At Richard R. Wright Elementary School in Strawberry Mansion, our program, in partnership with the school’s OST provider, Legacy Youth and Tennis, runs twice weekly, at an hour when kids are often exhausted after a long day of classes. If reading is going to be successfully nurtured here, it has to feel inviting, not like just more school.
As the PRC program aide at Wright, I’m always thinking about how to create an environment where reading feels like a reward, not a return to the classroom, while their peers are outside playing outside in the schoolyard and down in the gym.
The challenge: Transforming a cinderblock-walled, fluorescent-lit room with limited flexibility into a warm welcoming space. If it were up to me, we’d have soft lighting and oversized armchairs, but this is a public school space used for many purposes throughout the day. So we worked within reason, and budget.

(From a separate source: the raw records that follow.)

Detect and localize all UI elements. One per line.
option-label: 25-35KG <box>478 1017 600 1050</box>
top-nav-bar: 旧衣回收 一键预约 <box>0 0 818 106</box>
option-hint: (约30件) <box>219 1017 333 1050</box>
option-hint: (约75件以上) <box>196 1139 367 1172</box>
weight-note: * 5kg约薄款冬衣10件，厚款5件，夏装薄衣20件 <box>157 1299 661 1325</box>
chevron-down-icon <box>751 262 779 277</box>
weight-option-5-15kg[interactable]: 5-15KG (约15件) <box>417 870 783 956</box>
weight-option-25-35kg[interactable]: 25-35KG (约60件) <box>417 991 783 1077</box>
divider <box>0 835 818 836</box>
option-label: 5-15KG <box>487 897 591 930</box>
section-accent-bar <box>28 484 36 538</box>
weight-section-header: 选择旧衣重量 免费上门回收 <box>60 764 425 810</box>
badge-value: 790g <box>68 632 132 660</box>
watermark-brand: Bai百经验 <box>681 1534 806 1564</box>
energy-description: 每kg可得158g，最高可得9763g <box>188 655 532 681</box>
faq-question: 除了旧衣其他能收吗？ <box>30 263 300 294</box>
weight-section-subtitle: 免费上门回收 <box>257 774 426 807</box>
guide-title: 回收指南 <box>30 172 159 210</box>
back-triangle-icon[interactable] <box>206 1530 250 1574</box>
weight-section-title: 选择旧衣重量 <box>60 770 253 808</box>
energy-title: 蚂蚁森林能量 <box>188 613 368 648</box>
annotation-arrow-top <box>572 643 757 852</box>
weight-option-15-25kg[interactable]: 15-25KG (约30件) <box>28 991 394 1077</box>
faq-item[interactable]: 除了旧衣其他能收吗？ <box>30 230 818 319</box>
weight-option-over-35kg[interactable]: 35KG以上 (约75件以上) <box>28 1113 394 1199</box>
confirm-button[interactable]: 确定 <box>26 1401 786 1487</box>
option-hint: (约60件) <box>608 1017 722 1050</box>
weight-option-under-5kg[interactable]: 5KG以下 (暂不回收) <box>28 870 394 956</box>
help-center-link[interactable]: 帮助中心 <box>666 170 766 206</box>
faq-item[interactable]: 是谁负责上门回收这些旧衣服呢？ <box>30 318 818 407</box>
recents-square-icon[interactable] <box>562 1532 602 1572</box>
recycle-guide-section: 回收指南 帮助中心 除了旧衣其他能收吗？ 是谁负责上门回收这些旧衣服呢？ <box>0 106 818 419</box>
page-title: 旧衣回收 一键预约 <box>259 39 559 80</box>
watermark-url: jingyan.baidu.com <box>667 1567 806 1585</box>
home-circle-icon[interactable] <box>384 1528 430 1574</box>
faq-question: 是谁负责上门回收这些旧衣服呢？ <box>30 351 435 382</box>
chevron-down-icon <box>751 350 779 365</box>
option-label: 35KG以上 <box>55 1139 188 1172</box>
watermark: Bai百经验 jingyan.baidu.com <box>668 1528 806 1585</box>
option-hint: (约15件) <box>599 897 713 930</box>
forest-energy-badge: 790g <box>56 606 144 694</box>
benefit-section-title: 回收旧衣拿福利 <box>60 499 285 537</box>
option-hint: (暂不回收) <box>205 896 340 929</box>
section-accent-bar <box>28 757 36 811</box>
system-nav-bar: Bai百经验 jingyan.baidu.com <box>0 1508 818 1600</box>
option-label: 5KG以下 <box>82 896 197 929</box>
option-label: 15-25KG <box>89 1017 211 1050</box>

The changes may be modest but meaningful.
Yes, there are still desks and stiff-backed chairs, but now there are bean bags for our more restless readers. One corner has become a “book nook” picture gallery of colorful images.
For children who struggle with reading, books can feel distant or intimidating. To help bridge that gap, the walls now feature framed book covers and photos of authors and illustrators, helping our reading buddies see the people behind the stories, and, just as importantly, see themselves reflected in them.
These displays often spark excited questions: Who is that? What did they write? Do we have that book
At times, soft instrumental jazz plays in the background, adding a calm, steady rhythm that helps counter the noise of a long school day.
Word has gotten around. Students at Wright regularly stop by asking if they can join the “reading club,” As it is, there are way more kids eager to spend time with us than we have Reading Coaches to buddy with them. That alone feels like a win
To be clear, I am not a teacher, but I am a parent and I was a kid once. In my experience the best way to teach something is by making it a positive experience.
Humans are drawn to things they like. So we will continue to find ways, within our means, to make learning to read not only something our kids like, but love, to feel less like punishment and more like play.